La porte de la morgue s’ouvrit pour les porteurs et les témoins, et se referma sur la foule.

En quelques instants le coroner reçut les dépositions des matelots et du gardien, puis, après avoir pris leurs noms et adresses, il les renvoya.

Les hommes du yacht se hâtèrent de rejoindre leur embarcation pour retourner à bord.

Quant à Toby, qui s’était gardé de reconnaître le baril de goudron, mais qui avait endossé de nouveau sa vareuse cirée, il reprit le chemin du quai, où la foule, devenue considérable, se groupa aussitôt autour de lui.

Il lui fallut recommencer vingt fois son récit, et cet événement se répandit si rapidement que Shakespeare’s tavern, à la grande joie de ses honorables propriétaires, fut bientôt assiégée comme en un jour de fête.

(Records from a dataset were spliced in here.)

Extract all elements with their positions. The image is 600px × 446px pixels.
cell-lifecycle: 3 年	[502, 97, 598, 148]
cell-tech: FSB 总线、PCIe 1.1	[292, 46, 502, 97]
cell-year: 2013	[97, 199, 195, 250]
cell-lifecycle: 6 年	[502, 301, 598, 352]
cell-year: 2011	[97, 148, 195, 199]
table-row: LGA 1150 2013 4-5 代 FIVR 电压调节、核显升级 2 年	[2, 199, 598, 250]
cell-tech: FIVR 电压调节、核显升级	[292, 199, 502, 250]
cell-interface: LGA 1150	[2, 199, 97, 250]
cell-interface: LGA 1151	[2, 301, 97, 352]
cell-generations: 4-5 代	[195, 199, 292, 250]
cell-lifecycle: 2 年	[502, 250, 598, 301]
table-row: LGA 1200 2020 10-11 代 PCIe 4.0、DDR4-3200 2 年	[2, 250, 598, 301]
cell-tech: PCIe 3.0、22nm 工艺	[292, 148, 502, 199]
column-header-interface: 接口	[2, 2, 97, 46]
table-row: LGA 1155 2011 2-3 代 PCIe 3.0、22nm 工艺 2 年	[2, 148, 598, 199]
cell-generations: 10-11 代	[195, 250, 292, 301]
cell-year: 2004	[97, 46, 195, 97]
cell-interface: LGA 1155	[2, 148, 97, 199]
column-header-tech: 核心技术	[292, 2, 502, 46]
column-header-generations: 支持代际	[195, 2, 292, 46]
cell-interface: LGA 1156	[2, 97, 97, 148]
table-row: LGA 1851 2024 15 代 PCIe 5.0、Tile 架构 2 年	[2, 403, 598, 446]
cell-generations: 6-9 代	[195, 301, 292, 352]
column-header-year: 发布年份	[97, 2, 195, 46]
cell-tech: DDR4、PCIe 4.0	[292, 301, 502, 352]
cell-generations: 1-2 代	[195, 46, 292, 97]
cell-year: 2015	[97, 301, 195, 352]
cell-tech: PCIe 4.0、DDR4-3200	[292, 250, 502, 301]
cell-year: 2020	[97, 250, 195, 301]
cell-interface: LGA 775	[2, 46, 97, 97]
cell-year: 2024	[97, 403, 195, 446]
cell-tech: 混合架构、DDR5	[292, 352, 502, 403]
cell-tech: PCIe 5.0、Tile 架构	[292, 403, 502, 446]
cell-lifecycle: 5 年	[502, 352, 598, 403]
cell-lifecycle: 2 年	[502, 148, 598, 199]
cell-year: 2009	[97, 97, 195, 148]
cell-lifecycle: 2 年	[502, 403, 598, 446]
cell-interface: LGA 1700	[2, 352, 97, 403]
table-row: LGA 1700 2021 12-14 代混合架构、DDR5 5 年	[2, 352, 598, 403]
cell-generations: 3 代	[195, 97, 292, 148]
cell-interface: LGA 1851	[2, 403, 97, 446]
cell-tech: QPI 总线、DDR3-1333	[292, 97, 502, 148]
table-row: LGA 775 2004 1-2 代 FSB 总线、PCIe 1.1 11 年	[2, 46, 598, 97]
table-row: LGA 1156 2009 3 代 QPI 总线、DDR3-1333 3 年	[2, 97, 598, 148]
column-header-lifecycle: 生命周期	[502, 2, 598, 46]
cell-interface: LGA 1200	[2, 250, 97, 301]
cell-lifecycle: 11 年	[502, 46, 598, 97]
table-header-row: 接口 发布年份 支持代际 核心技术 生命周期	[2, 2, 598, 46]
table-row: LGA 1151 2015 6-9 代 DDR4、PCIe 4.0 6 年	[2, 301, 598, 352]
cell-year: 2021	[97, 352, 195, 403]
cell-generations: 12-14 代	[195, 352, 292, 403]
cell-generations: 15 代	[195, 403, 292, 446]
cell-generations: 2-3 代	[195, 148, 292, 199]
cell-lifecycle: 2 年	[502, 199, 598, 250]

Pendant ce temps-là, le coroner de Saint-Vincent faisait son rapport, expédiait le corps de la noyée à la morgue centrale, à Bellevue-Hospital, et se rendait à l’office général de la police, chez M. Kelly.

Le gros fonctionnaire écouta sans l’ombre d’émotion son subalterne, approuva ce qu’il avait fait et envoya immédiatement au directeur de la morgue l’ordre de faire photographier la noyée.

Le cadavre devait ensuite être livré au docteur O’Nell, afin que l’autopsie en fût pratiquée sans nul retard. Cette opération terminée, l’exposition du corps aurait lieu ainsi que le voulaient les règlements.

Ces instructions données et le coroner congédié, l’honorable Kelly gagna tranquillement sa salle à manger, où, comme de coutume, il prolongea longuement son déjeuner.

À trois heures seulement, il se souvint de la noyée et monta dans un cab pour se rendre à Bellevue-Hospital.